Prevention of duodenal injury includes careful dissection and the use of padded retractors. When necessary, Kocher’s maneuver mobilizes the duodenum away from the operative field.
Careful inspection of the duodenum for lacerations and hematomas should be performed. Duodenal laceration should be closed with a two-layer technique and possibly reinforced with omentum or jejunum. If a duodenal hematoma is found, it should be opened and drained to prevent transient small bowel obstruction. The duodenum can then be repaired and covered with an omental bolster or jejunal tissue. If more extensive injury occurs, general surgical consultation should be considered. With standard preoperative prophylactic antibiotic coverage only for skin organisms, consideration should be given to adding gram-negative and anaerobic coverage, especially if no bowel preparation was used. Postoperatively, nasogastric suction should be maintained until intestinal peristalsis resumes.
Liver
Liver injury during nephrectomy in general is relatively rare. Many large case series list no liver lacerations. Causes of liver injury generally include forceful retraction during right nephrectomy. Preventive measures include adequate padding of retractors and division of the triangular and coronary ligaments if necessary to achieve adequate mobilization.

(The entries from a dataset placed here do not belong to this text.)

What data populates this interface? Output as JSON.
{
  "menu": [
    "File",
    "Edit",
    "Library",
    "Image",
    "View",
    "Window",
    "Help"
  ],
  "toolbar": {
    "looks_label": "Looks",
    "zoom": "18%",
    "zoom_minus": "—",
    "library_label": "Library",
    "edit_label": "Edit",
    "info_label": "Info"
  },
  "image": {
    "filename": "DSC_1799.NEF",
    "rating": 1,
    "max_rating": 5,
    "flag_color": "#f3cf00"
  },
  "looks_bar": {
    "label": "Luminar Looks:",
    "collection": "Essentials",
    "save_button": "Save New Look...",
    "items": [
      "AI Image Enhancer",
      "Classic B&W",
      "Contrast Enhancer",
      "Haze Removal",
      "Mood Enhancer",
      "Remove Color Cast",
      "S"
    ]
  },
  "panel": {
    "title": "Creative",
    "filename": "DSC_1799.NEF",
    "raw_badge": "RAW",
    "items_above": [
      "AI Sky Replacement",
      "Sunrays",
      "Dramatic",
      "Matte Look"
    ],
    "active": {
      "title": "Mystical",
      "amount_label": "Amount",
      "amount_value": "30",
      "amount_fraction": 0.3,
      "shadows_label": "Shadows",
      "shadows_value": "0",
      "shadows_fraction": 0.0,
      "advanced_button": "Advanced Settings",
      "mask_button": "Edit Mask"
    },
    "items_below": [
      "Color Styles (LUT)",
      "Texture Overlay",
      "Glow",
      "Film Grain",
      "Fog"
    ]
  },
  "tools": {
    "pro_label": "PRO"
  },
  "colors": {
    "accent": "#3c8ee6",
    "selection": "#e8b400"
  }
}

On recognition of a liver injury, or during intentional resection of liver extensions of the primary tumor, the liver laceration may be managed with Bovie or argon beam coagulation. For larger defects, Surgicel bolsters with horizontal mattress sutures of 2-0 silk or 1 chromic gut on a blunt-point needle may be more appropriate. If bleeding makes repair difficult, total obstruction of hepatic vascular inflow may be obtained by Pringle maneuver ( Fig. 37.4 ). The hepatic artery and portal vein are isolated at the porta hepatis and are cross-clamped. Studies in liver donors indicated that significant ischemic injury does not take place with intermittent total occlusion from 10 minutes progressing to 30 minutes alternating with 5-minute reperfusion intervals. If the extent of liver injury is judged to present a risk of postoperative bile leakage, drain placement is indicated.